I’ve also found that having the historical data (who I bought gifts for, the amount I spent, and what I bought) has been helpful to have year after year. Last year I spent about $1,900 on 30 people. This year I currently have 41 (!!!) people on my spreadsheet, so I know I’ll likely spend a little bit more than I did last year.
Here’s my guide on how I create my holiday spreadsheet every year. A free download is also included — no sign up or email required!
10. Negotiate a bill.
Wouldn’t it be great if you could reduce at least one of your fixed monthly payments? One thing I’ve learned is that it never hurts to ask!

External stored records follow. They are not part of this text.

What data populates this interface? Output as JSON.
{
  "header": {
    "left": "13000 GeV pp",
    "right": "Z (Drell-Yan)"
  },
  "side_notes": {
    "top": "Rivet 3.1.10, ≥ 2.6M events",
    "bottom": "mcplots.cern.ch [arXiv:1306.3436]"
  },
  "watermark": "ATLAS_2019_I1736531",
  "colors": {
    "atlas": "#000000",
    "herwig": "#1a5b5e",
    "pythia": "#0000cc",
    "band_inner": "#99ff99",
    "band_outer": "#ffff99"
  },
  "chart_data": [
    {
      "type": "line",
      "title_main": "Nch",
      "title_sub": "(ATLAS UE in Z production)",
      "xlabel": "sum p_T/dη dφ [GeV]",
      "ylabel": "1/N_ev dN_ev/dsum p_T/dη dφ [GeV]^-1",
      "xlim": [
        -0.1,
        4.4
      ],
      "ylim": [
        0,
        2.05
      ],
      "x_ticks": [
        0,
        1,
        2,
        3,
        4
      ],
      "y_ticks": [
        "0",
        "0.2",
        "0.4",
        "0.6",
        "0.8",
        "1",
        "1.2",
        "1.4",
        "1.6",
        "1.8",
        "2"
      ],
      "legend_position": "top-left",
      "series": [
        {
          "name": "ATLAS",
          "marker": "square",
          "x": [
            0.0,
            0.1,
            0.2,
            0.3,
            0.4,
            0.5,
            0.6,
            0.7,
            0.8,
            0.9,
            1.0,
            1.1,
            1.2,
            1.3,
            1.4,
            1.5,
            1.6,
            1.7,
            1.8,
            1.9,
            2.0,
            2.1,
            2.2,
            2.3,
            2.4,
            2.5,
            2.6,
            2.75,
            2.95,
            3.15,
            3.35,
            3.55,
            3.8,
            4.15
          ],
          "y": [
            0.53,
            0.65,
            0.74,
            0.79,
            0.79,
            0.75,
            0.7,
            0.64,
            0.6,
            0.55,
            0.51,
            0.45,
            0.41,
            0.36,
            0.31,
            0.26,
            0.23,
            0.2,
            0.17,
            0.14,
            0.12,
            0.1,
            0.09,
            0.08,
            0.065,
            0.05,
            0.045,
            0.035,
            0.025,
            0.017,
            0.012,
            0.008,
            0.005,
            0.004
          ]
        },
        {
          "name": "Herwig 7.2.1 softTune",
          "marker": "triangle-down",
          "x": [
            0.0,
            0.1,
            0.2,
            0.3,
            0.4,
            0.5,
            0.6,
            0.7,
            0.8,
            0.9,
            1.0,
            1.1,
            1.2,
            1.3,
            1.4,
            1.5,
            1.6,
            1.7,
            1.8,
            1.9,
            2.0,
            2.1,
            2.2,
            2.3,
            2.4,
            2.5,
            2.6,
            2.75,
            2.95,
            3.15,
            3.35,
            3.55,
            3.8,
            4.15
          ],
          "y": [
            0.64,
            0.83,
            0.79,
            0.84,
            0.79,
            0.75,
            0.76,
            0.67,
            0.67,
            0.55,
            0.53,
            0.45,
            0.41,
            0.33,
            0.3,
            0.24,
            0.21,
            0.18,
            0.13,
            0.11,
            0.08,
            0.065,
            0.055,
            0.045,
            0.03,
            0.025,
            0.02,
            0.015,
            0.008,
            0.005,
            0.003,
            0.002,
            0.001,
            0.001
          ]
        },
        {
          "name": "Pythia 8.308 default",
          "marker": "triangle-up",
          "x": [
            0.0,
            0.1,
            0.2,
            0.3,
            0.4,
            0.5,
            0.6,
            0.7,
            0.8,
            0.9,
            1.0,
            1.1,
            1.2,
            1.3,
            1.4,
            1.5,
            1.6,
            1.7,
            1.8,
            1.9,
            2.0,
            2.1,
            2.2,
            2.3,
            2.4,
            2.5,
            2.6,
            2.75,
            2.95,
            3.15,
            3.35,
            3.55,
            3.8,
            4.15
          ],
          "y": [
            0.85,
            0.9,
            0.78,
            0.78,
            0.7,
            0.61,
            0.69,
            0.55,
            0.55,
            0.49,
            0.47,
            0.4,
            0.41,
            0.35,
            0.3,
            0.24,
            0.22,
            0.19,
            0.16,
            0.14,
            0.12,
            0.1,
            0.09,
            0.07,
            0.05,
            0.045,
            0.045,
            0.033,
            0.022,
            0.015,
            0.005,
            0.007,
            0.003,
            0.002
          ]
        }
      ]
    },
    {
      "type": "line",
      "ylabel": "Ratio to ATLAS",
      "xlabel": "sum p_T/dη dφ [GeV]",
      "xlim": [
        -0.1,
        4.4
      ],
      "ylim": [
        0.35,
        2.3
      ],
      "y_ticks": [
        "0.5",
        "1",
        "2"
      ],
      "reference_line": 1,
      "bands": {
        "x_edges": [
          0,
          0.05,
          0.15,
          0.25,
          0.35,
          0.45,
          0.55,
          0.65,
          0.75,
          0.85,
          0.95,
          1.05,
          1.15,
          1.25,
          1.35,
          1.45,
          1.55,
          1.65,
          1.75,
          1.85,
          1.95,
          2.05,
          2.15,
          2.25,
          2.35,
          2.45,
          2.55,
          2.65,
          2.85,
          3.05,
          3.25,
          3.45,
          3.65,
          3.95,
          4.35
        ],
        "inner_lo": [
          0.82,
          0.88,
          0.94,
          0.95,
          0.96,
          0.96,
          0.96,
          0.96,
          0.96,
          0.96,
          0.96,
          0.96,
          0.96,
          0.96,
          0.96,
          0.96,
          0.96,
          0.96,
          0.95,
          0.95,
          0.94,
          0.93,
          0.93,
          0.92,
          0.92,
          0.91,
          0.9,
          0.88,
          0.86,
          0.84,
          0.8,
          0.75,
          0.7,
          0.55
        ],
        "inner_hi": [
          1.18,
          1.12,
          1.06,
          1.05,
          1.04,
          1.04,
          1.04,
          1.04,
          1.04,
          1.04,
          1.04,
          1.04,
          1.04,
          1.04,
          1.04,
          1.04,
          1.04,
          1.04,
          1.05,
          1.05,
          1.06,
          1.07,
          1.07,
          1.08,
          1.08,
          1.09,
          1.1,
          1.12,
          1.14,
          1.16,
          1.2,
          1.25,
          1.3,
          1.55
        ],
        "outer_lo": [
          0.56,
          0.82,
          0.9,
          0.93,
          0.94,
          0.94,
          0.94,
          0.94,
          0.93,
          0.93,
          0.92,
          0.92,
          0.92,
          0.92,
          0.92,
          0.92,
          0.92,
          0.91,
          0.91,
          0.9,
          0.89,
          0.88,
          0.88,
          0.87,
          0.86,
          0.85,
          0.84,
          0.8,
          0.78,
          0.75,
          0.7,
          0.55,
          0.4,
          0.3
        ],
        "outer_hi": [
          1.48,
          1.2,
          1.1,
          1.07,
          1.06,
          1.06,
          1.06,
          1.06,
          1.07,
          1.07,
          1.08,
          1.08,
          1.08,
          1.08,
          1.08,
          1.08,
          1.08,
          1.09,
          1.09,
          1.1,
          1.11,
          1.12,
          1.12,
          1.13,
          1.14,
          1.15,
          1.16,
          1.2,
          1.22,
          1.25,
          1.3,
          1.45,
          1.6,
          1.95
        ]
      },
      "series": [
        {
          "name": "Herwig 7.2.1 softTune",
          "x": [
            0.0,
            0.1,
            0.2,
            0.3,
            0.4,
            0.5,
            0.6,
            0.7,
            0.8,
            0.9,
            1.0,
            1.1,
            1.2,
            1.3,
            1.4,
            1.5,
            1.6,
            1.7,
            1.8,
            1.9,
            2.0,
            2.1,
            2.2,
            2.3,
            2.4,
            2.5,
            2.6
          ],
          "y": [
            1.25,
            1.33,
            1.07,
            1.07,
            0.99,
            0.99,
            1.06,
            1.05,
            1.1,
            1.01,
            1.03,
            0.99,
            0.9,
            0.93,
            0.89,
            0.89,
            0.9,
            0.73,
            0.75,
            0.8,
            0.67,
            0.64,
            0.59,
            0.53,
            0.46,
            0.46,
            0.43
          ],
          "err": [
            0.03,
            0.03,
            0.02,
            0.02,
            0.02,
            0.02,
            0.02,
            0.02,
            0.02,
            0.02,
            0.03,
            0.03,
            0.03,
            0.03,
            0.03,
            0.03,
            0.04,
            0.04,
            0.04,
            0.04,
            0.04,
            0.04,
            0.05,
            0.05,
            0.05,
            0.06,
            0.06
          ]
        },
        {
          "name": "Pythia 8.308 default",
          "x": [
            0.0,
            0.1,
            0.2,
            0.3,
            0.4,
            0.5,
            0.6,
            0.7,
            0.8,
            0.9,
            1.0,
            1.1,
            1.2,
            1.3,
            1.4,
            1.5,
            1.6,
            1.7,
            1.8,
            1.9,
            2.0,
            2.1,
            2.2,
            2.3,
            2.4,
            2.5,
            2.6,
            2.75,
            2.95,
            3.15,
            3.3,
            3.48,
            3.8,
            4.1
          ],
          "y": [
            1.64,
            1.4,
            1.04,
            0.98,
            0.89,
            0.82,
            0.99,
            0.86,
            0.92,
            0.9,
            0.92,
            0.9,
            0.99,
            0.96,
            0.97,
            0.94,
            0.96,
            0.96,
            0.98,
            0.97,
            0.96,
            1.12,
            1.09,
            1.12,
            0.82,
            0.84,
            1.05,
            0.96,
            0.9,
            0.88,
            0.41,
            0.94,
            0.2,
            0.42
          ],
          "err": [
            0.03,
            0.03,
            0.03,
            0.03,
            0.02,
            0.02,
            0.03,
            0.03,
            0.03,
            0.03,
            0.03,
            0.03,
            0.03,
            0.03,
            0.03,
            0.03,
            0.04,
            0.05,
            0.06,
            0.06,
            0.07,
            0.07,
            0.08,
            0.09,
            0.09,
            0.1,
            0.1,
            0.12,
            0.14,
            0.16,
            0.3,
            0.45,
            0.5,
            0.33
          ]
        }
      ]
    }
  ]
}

If you have a list of your monthly fixed expenses (which you will if you update your budget!), start figuring out which one you’re most likely able to reduce. Your phone bill, cable bill, or an insurance bill are a likely bet. Star by comparing plans from other providers. Do they offer a better deal on the same service? That’s a great place to start with a negotiation! Companies want to keep you as a customer so oftentimes they’re willing to work with you on the price.
Either call the customer service line or even chat with them via a chat box on their website. Getting anything off of your bill is something I would consider a win!
As we enter a new year and a new decade, I hope you’re excited and looking forward to reaching new goals and bettering your finances. These are just 10 things you can do this December to start 2020 off on the right foot!